The San Juan Water Conservancy District (SJWCD) has a mission to secure a sustainable water future for the district that encompasses all of Pagosa Springs and much of Archuleta County. Whereas the Pagosa Area Water and Sanitation District (PAWSD) focuses solely on municipal water supply and demand, the SJWCD’s mission includes all demands on our water including agricultural, recreational, environmental, as well as municipal. They also seek to educate the public about water-related issues impacting all demands on our water supply and promote water conservation. As a watershed scientist and educator who is passionate about water, I’ve partnered with the SJWCD to improve our community’s water fluency and inspire water conservation. 

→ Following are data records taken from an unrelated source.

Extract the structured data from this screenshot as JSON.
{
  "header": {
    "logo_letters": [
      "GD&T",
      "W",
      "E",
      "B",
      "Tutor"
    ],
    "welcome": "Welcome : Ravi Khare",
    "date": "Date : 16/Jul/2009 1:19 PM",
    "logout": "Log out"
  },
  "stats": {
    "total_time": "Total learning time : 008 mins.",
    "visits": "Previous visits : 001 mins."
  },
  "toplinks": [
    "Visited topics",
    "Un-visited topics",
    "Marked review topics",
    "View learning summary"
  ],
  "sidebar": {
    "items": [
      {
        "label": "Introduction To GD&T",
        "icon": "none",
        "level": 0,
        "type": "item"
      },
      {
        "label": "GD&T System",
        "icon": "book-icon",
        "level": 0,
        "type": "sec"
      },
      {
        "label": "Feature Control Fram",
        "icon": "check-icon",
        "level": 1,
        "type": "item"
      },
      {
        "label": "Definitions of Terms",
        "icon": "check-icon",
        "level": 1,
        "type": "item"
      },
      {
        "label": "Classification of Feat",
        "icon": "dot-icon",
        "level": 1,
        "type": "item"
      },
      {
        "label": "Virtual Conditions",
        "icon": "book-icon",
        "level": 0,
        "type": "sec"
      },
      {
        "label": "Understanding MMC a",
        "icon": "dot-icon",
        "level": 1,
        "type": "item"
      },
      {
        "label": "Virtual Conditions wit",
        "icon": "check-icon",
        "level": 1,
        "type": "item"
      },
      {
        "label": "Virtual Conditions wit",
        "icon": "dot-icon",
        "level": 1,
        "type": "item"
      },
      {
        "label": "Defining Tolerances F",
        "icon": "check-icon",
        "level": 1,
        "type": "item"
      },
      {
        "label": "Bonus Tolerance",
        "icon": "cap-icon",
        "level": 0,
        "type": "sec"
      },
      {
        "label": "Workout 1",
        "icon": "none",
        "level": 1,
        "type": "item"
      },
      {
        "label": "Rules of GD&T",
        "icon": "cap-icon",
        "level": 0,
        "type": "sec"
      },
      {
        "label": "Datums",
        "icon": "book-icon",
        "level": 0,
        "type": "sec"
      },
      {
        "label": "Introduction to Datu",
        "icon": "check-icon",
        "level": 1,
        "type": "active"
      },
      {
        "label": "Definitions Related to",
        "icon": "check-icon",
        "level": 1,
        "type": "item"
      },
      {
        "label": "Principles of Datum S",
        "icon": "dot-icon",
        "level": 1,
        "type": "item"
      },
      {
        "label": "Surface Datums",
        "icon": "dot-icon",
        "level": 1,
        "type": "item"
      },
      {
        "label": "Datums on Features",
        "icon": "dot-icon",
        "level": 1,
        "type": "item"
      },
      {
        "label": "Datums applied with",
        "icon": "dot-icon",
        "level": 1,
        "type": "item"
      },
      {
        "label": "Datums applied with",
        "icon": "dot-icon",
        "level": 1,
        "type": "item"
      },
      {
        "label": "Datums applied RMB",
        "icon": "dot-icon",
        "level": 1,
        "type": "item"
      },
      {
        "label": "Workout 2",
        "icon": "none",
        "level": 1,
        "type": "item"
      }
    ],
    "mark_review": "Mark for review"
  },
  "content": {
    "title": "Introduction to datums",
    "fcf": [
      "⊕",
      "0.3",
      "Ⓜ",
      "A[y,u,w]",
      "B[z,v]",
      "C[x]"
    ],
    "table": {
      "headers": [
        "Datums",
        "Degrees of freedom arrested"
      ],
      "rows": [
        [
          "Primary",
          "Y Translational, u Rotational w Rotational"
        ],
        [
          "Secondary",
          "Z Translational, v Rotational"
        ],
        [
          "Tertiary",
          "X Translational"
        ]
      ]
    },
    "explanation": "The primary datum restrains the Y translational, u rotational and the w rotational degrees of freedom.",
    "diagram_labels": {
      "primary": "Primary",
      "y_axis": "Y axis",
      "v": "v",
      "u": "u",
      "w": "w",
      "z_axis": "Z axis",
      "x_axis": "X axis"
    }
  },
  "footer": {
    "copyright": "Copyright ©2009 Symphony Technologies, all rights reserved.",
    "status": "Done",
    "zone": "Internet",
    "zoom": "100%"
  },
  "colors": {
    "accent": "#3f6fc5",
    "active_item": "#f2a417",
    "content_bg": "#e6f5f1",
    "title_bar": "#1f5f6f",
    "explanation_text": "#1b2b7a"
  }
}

To boost our community’s water fluency, I’ve scheduled three water talks to unveil a water infographic that I created. The infographic spatially depicts our local municipal water storage and distribution system and condenses a host of water supply indicators into one location. Ultimately, I hope that our community embraces the infographic as a way to visualize, understand and communicate the factors that influence the quality, quantity and future of our municipal water supply. 

And since I’m an educator, I created a short water quiz (https://forms.gle/HyCUUguj4juGE4FH7) so you can test your local water knowledge. But, don’t worry, it’s open-note (hint: use the water infographic) and I won’t send the results to your parents. Instead, I will be explaining the water infographic and answering any questions that you still have with the help of the SJWCD at the following public meetings:

• Aug. 3: San Juan Outdoor Club -— Pagosa Lakes Property Owners Association Clubhouse on Port Avenue at 6 p.m.

• Aug. 17: Pagosa Springs Rotary Club — The Den at noon.

• Oct. 5: Lifelong Learning Series — Ruby M. Sisson Memorial  Library at 6 p.m.

I will base my effectiveness as an educator on if you can casually use acronyms like cfs, SWE and MGD in conversations with your friends and neighbors and your ability to trace your water back to your favorite mountains on the horizon. And maybe you’ll use less water, too.

I hope to see you at one of the water talks.